Interessanterweise sind daran auch die Bemühungen des Westens schuld. Denn China dominiert die Lieferketten in Schlüsselindustrien wie Telekommunikationsausrüstung, Solarzellen und Elektronik. Folglich haben Strategien wie "Re-shoring" und "Friend-shoring" dazu geführt, dass ein immer größerer Teil des chinesischen Handels über Dritte abgewickelt wird, vorwiegend über Mexiko, Indien und Vietnam.
In die Lieferketten eingeklinkt
Unternehmen aus anderen Ländern haben sich in die Lieferketten von China in die Vereinigten Staaten eingeklinkt. Das lässt sich daran ablesen, dass Firmen aus dem asiatisch-pazifischen Raum einen größeren Anteil an den Lieferanten der US-Kunden ausmachen als im Dezember 2021 - und auch einen größeren Anteil an den Kunden der chinesischen Lieferanten.
Besonders krass ist das Beispiel Mexiko: In der ersten Jahreshälfte 2023 überholte Mexiko China als wichtigster Handelspartner der Vereinigten Staaten - das erste Mal seit 2005. Analysiert man die Warenströme genauer, wird jedoch deutlich, dass die mexikanischen Importe weiterhin stark von chinesischen Vorleistungen abhängig sind. Die chinesischen Exporte nach Mexiko stiegen parallel zu denen Mexikos in die USA.

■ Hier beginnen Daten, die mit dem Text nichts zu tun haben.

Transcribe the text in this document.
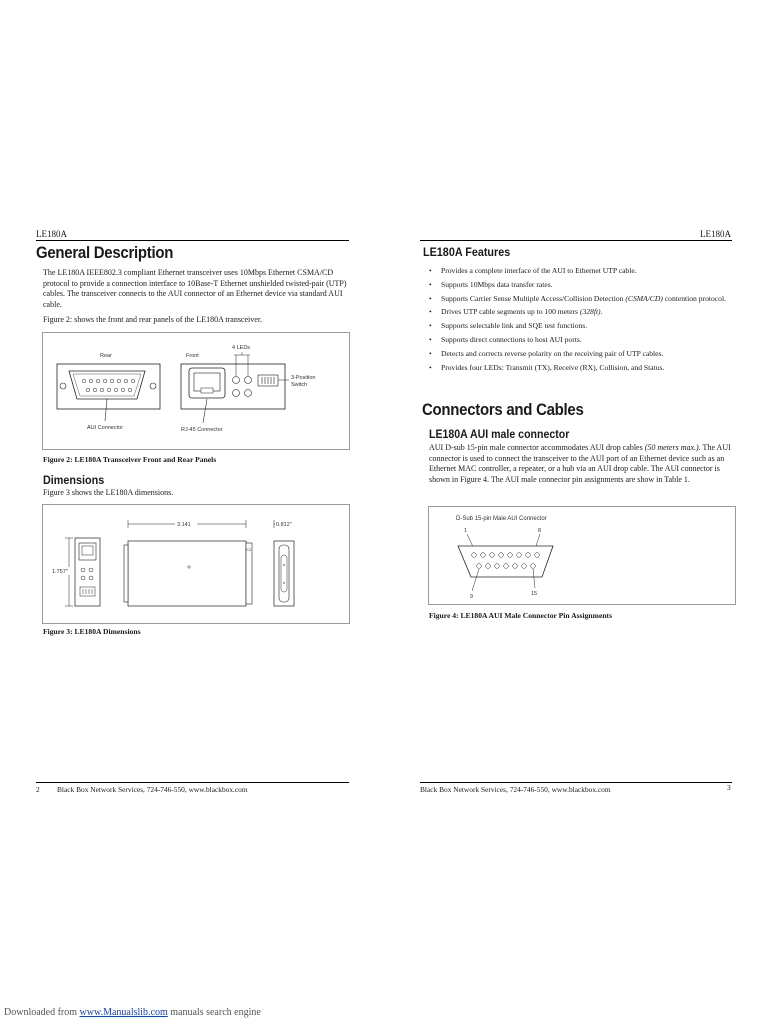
LE180A
General Description
The LE180A IEEE802.3 compliant Ethernet transceiver uses 10Mbps Ethernet CSMA/CD protocol to provide a connection interface to 10Base-T Ethernet unshielded twisted-pair (UTP) cables. The transceiver connects to the AUI connector of an Ethernet device via standard AUI cable.
Figure 2: shows the front and rear panels of the LE180A transceiver.
Rear	Front
4 LEDs
AUI Connector
3-Position
Switch
RJ-45 Connector
Figure 2: LE180A Transceiver Front and Rear Panels
Dimensions
Figure 3 shows the LE180A dimensions.
1.757"
C2
3.141	0.812"
Figure 3: LE180A Dimensions
2 Black Box Network Services, 724-746-550, www.blackbox.com
LE180A
LE180A Features
• Provides a complete interface of the AUI to Ethernet UTP cable.
• Supports 10Mbps data transfer rates.
• Supports Carrier Sense Multiple Access/Collision Detection (CSMA/CD) contention protocol.
• Drives UTP cable segments up to 100 meters (328ft).
• Supports selectable link and SQE test functions.
• Supports direct connections to host AUI ports.
• Detects and corrects reverse polarity on the receiving pair of UTP cables.
• Provides four LEDs: Transmit (TX), Receive (RX), Collision, and Status.
Connectors and Cables
LE180A AUI male connector
AUI D-sub 15-pin male connector accommodates AUI drop cables (50 meters max.). The AUI connector is used to connect the transceiver to the AUI port of an Ethernet device such as an Ethernet MAC controller, a repeater, or a hub via an AUI drop cable. The AUI connector is shown in Figure 4. The AUI male connector pin assignments are show in Table 1.
D-Sub 15-pin Male AUI Connector
1	8
9	15
Figure 4: LE180A AUI Male Connector Pin Assignments
Black Box Network Services, 724-746-550, www.blackbox.com	3
Downloaded from www.Manualslib.com manuals search engine
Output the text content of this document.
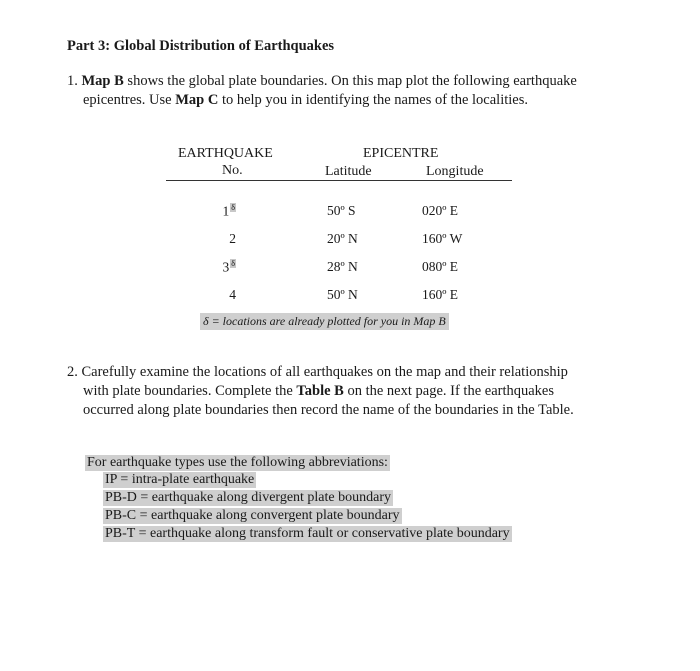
Part 3: Global Distribution of Earthquakes
1. Map B shows the global plate boundaries. On this map plot the following earthquake
epicentres. Use Map C to help you in identifying the names of the localities.
EARTHQUAKE
No.
EPICENTRE
Latitude	Longitude
1 $^\delta$	50º S	020º E
2	20º N	160º W
3 $^\delta$	28º N	080º E
4	50º N	160º E
δ = locations are already plotted for you in Map B
2. Carefully examine the locations of all earthquakes on the map and their relationship
with plate boundaries. Complete the Table B on the next page. If the earthquakes
occurred along plate boundaries then record the name of the boundaries in the Table.
For earthquake types use the following abbreviations:
IP = intra-plate earthquake
PB-D = earthquake along divergent plate boundary
PB-C = earthquake along convergent plate boundary
PB-T = earthquake along transform fault or conservative plate boundary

Derzeit werden also vor allem die US-Importe aus China – und in geringerem Maße auch die chinesischen Lieferungen in die EU – durch Importe aus Schwellenländern ersetzt, die bei einem Produkt einen komparativen Vorteil aufweisen. Die Länder, die China ersetzen, sind in der Regel tief in Chinas Lieferketten integriert und verzeichnen ein beschleunigtes Wachstum ihrer Importe aus China, insbesondere in strategischen Branchen.
Lieferketten komplett aneignen?
Um China auf der Exportseite zu verdrängen, müsste sich der Westen Chinas Lieferketten komplett zu eigen machen.

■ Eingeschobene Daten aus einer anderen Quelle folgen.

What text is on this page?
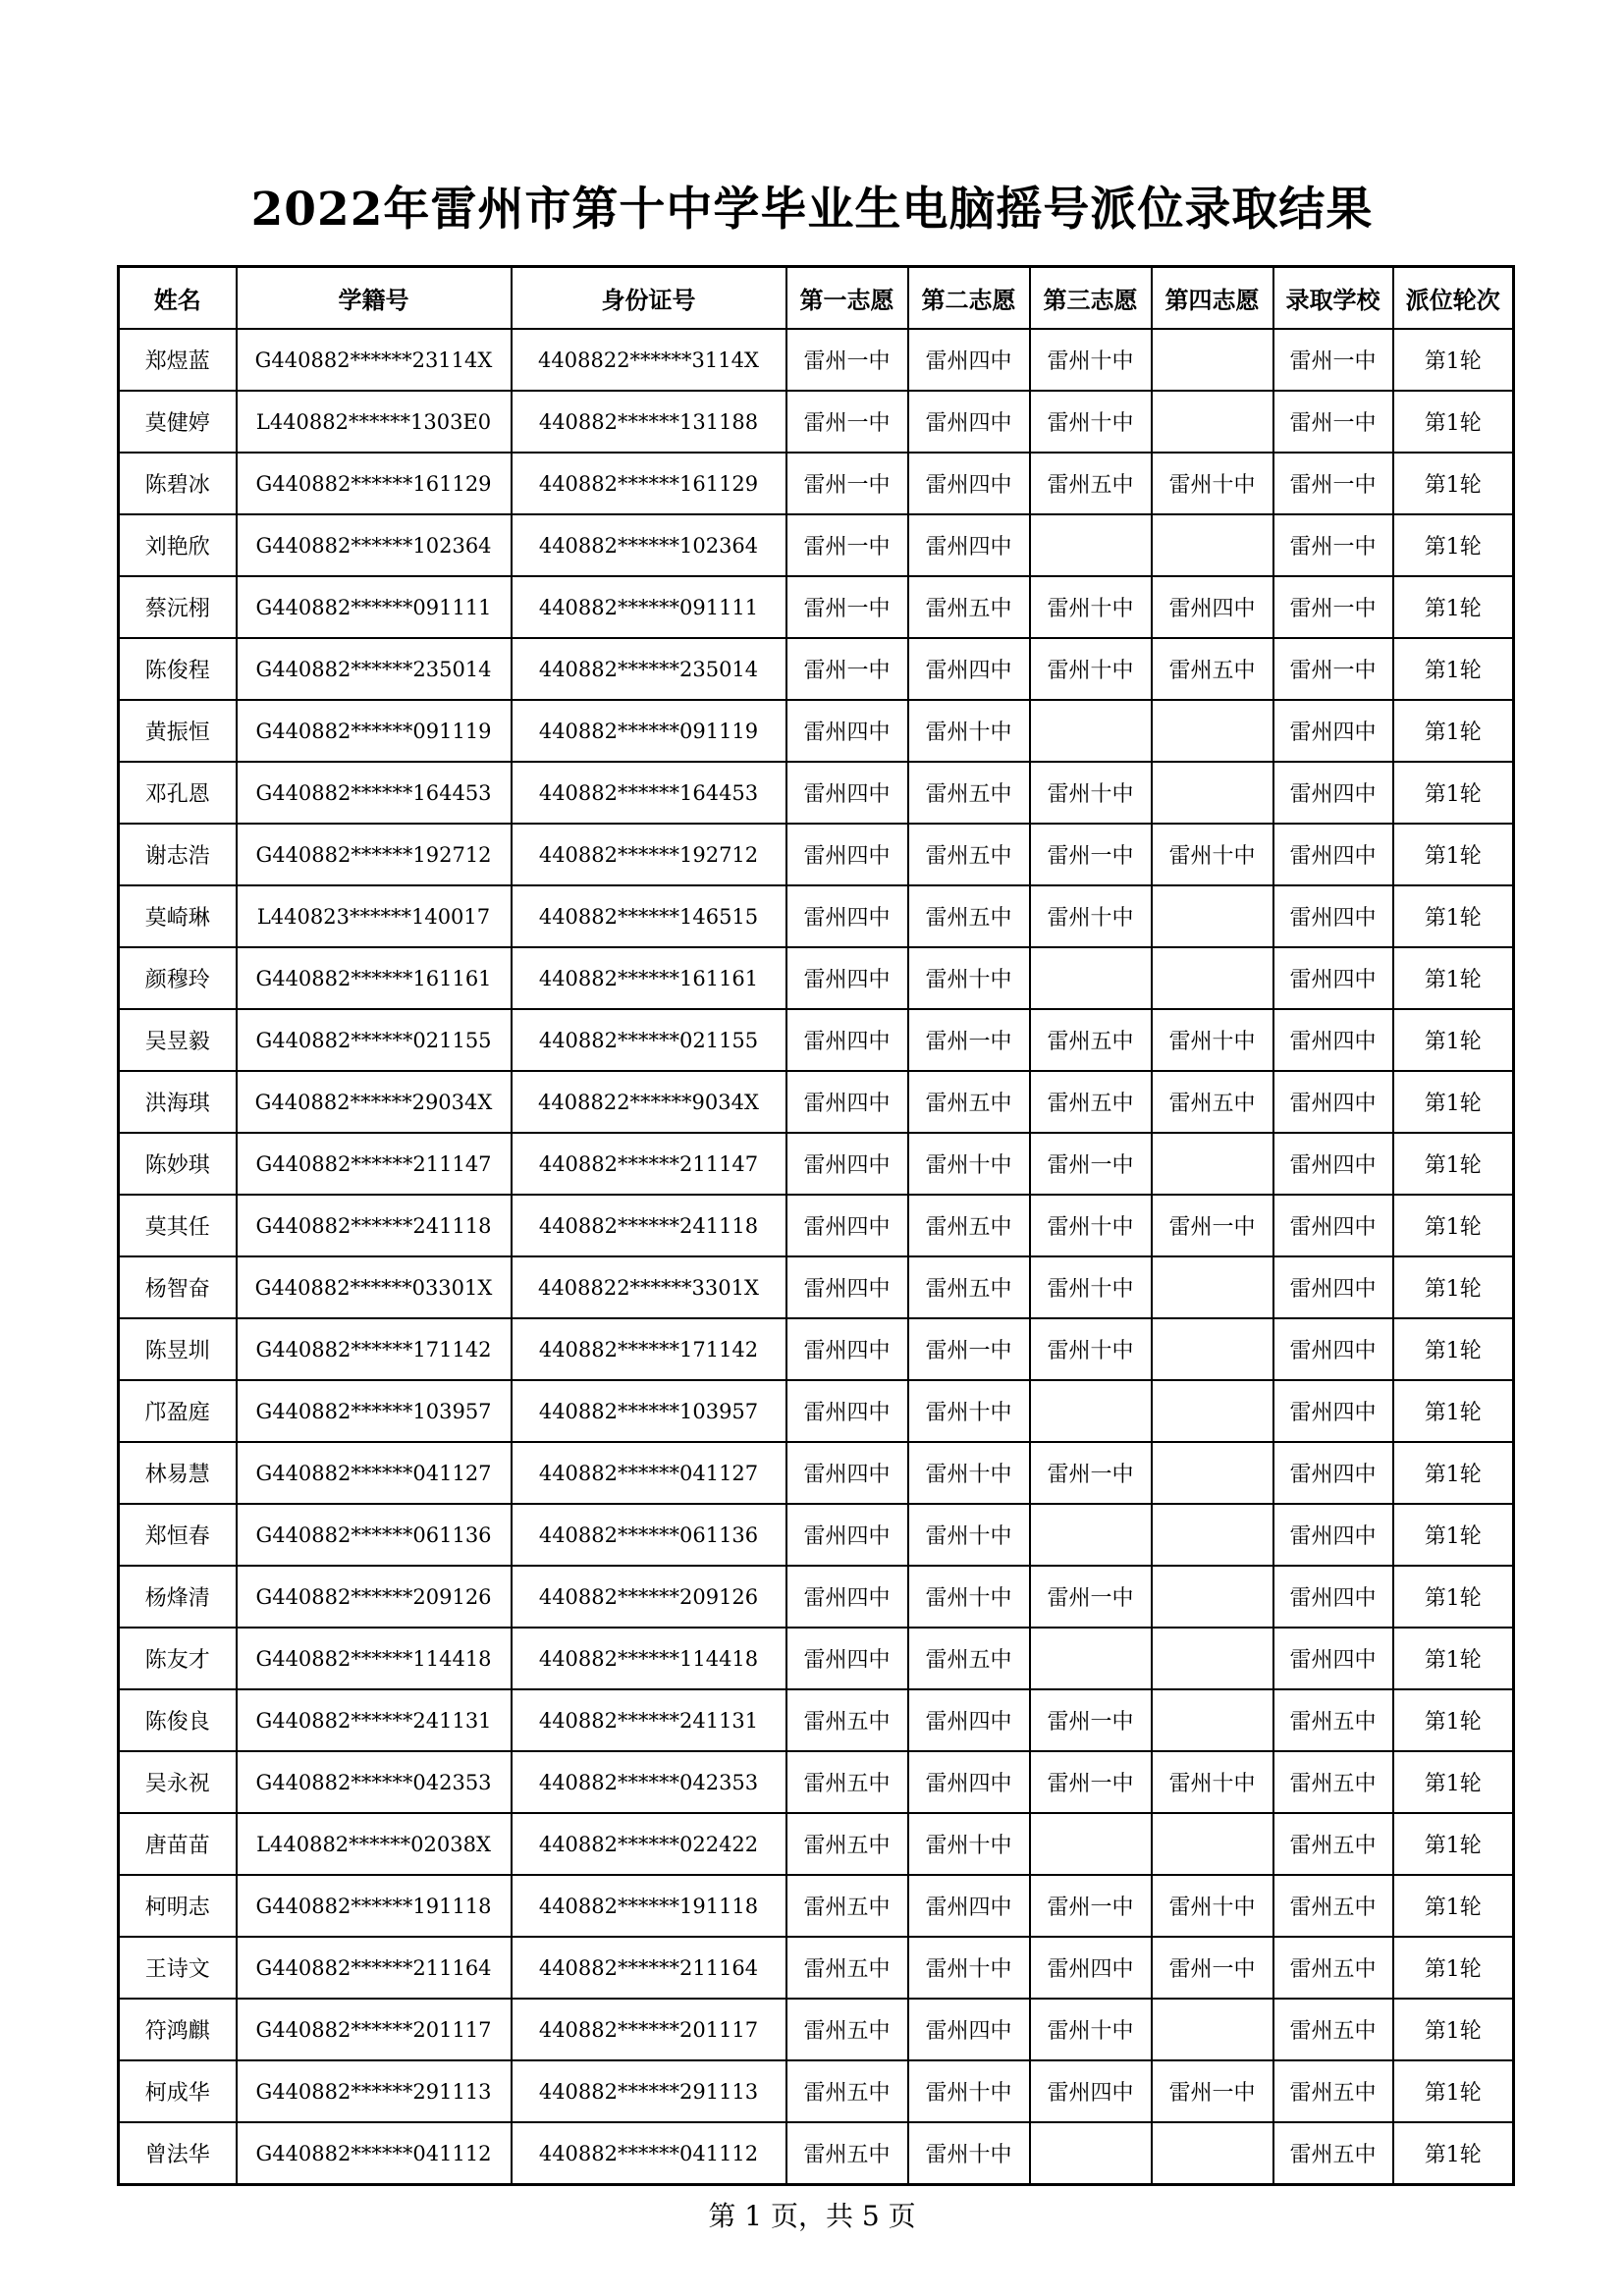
2022年雷州市第十中学毕业生电脑摇号派位录取结果
姓名	学籍号	身份证号	第一志愿	第二志愿	第三志愿	第四志愿	录取学校	派位轮次
郑煜蓝	G440882******23114X	4408822******3114X	雷州一中	雷州四中	雷州十中		雷州一中	第1轮
莫健婷	L440882******1303E0	440882******131188	雷州一中	雷州四中	雷州十中		雷州一中	第1轮
陈碧冰	G440882******161129	440882******161129	雷州一中	雷州四中	雷州五中	雷州十中	雷州一中	第1轮
刘艳欣	G440882******102364	440882******102364	雷州一中	雷州四中			雷州一中	第1轮
蔡沅栩	G440882******091111	440882******091111	雷州一中	雷州五中	雷州十中	雷州四中	雷州一中	第1轮
陈俊程	G440882******235014	440882******235014	雷州一中	雷州四中	雷州十中	雷州五中	雷州一中	第1轮
黄振恒	G440882******091119	440882******091119	雷州四中	雷州十中			雷州四中	第1轮
邓孔恩	G440882******164453	440882******164453	雷州四中	雷州五中	雷州十中		雷州四中	第1轮
谢志浩	G440882******192712	440882******192712	雷州四中	雷州五中	雷州一中	雷州十中	雷州四中	第1轮
莫崎琳	L440823******140017	440882******146515	雷州四中	雷州五中	雷州十中		雷州四中	第1轮
颜穆玲	G440882******161161	440882******161161	雷州四中	雷州十中			雷州四中	第1轮
吴昱毅	G440882******021155	440882******021155	雷州四中	雷州一中	雷州五中	雷州十中	雷州四中	第1轮
洪海琪	G440882******29034X	4408822******9034X	雷州四中	雷州五中	雷州五中	雷州五中	雷州四中	第1轮
陈妙琪	G440882******211147	440882******211147	雷州四中	雷州十中	雷州一中		雷州四中	第1轮
莫其任	G440882******241118	440882******241118	雷州四中	雷州五中	雷州十中	雷州一中	雷州四中	第1轮
杨智奋	G440882******03301X	4408822******3301X	雷州四中	雷州五中	雷州十中		雷州四中	第1轮
陈昱圳	G440882******171142	440882******171142	雷州四中	雷州一中	雷州十中		雷州四中	第1轮
邝盈庭	G440882******103957	440882******103957	雷州四中	雷州十中			雷州四中	第1轮
林易慧	G440882******041127	440882******041127	雷州四中	雷州十中	雷州一中		雷州四中	第1轮
郑恒春	G440882******061136	440882******061136	雷州四中	雷州十中			雷州四中	第1轮
杨烽清	G440882******209126	440882******209126	雷州四中	雷州十中	雷州一中		雷州四中	第1轮
陈友才	G440882******114418	440882******114418	雷州四中	雷州五中			雷州四中	第1轮
陈俊良	G440882******241131	440882******241131	雷州五中	雷州四中	雷州一中		雷州五中	第1轮
吴永祝	G440882******042353	440882******042353	雷州五中	雷州四中	雷州一中	雷州十中	雷州五中	第1轮
唐苗苗	L440882******02038X	440882******022422	雷州五中	雷州十中			雷州五中	第1轮
柯明志	G440882******191118	440882******191118	雷州五中	雷州四中	雷州一中	雷州十中	雷州五中	第1轮
王诗文	G440882******211164	440882******211164	雷州五中	雷州十中	雷州四中	雷州一中	雷州五中	第1轮
符鸿麒	G440882******201117	440882******201117	雷州五中	雷州四中	雷州十中		雷州五中	第1轮
柯成华	G440882******291113	440882******291113	雷州五中	雷州十中	雷州四中	雷州一中	雷州五中	第1轮
曾法华	G440882******041112	440882******041112	雷州五中	雷州十中			雷州五中	第1轮
第 1 页，共 5 页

Denn die in China hergestellten Waren gehen immer noch in den Westen, nur auf einem größeren Umweg. Es gibt viel weniger Entkopplung als allgemein angenommen. Im Wesentlichen findet eine Umetikettierung statt.

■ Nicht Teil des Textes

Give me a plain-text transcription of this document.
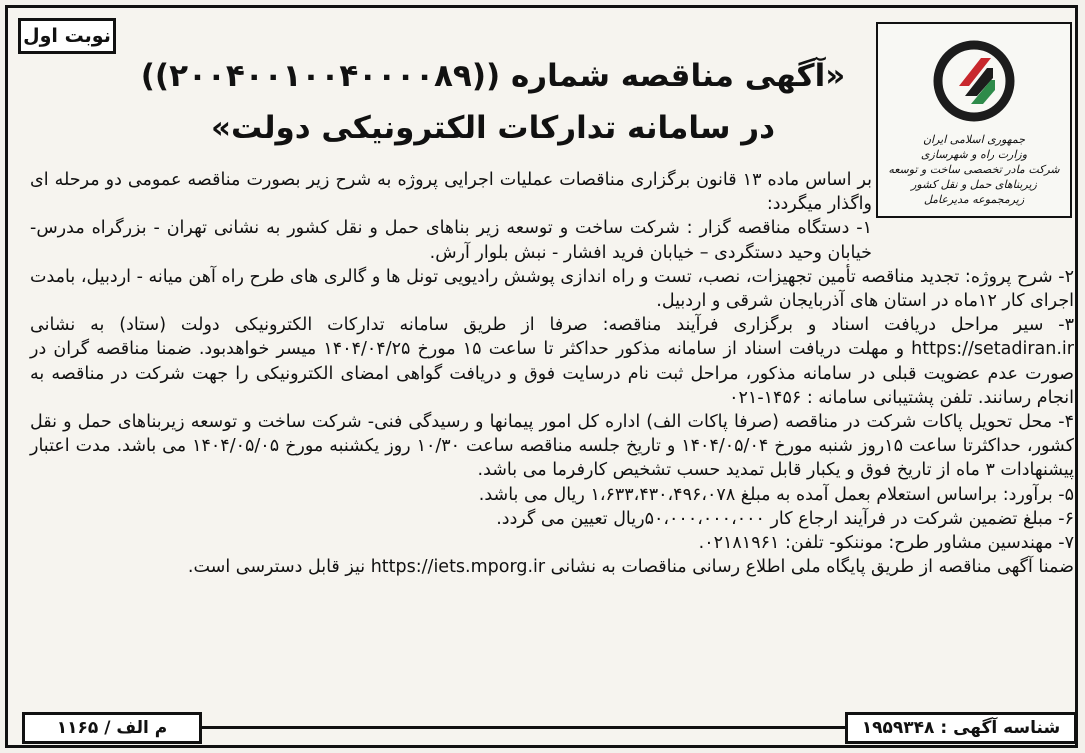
نوبت اول
جمهوری اسلامی ایران
وزارت راه و شهرسازی
شرکت مادر تخصصی ساخت و توسعه زیربناهای حمل و نقل کشور
زیرمجموعه مدیرعامل
«آگهی مناقصه شماره ((۲۰۰۴۰۰۱۰۰۴۰۰۰۰۸۹))
در سامانه تدارکات الکترونیکی دولت»

بر اساس ماده ۱۳ قانون برگزاری مناقصات عملیات اجرایی پروژه به شرح زیر بصورت مناقصه عمومی دو مرحله ای واگذار میگردد:

۱- دستگاه مناقصه گزار : شرکت ساخت و توسعه زیر بناهای حمل و نقل کشور به نشانی تهران - بزرگراه مدرس- خیابان وحید دستگردی – خیابان فرید افشار - نبش بلوار آرش.

۲- شرح پروژه: تجدید مناقصه تأمین تجهیزات، نصب، تست و راه اندازی پوشش رادیویی تونل ها و گالری های طرح راه آهن میانه - اردبیل، بامدت اجرای کار ۱۲ماه در استان های آذربایجان شرقی و اردبیل.

۳- سیر مراحل دریافت اسناد و برگزاری فرآیند مناقصه: صرفا از طریق سامانه تدارکات الکترونیکی دولت (ستاد) به نشانی https://setadiran.ir و مهلت دریافت اسناد از سامانه مذکور حداکثر تا ساعت ۱۵ مورخ ۱۴۰۴/۰۴/۲۵ میسر خواهدبود. ضمنا مناقصه گران در صورت عدم عضویت قبلی در سامانه مذکور، مراحل ثبت نام درسایت فوق و دریافت گواهی امضای الکترونیکی را جهت شرکت در مناقصه به انجام رسانند. تلفن پشتیبانی سامانه : ۱۴۵۶-۰۲۱

۴- محل تحویل پاکات شرکت در مناقصه (صرفا پاکات الف) اداره کل امور پیمانها و رسیدگی فنی- شرکت ساخت و توسعه زیربناهای حمل و نقل کشور، حداکثرتا ساعت ۱۵روز شنبه مورخ ۱۴۰۴/۰۵/۰۴ و تاریخ جلسه مناقصه ساعت ۱۰/۳۰ روز یکشنبه مورخ ۱۴۰۴/۰۵/۰۵ می باشد. مدت اعتبار پیشنهادات ۳ ماه از تاریخ فوق و یکبار قابل تمدید حسب تشخیص کارفرما می باشد.

۵- برآورد: براساس استعلام بعمل آمده به مبلغ ۱،۶۳۳،۴۳۰،۴۹۶،۰۷۸ ریال می باشد.

۶- مبلغ تضمین شرکت در فرآیند ارجاع کار ۵۰،۰۰۰،۰۰۰،۰۰۰ریال تعیین می گردد.

۷- مهندسین مشاور طرح: موننکو- تلفن: ۰۲۱۸۱۹۶۱.

ضمنا آگهی مناقصه از طریق پایگاه ملی اطلاع رسانی مناقصات به نشانی https://iets.mporg.ir نیز قابل دسترسی است.

م الف / ۱۱۶۵	شناسه آگهی : ۱۹۵۹۳۴۸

Auch Europa bleibt von diesem Trend nicht verschont. Nach der Covid-19 Pandemie ist der Handel der EU mit Südostasien regelrecht explodiert – speziell mit Myanmar, den Philippinen, Singapur, Thailand und vor allem mit Vietnam. Parallel dazu steigen die Exporte Chinas in die Asean.
Das Bemühen der Bundesregierung, die Wirtschaftsbeziehungen zu Südostasien zu verbessern, ist löblich. Allerdings ist es nicht ratsam, diese Politik mit dem Argument zu verkaufen, man wolle Alternativen zu China schaffen.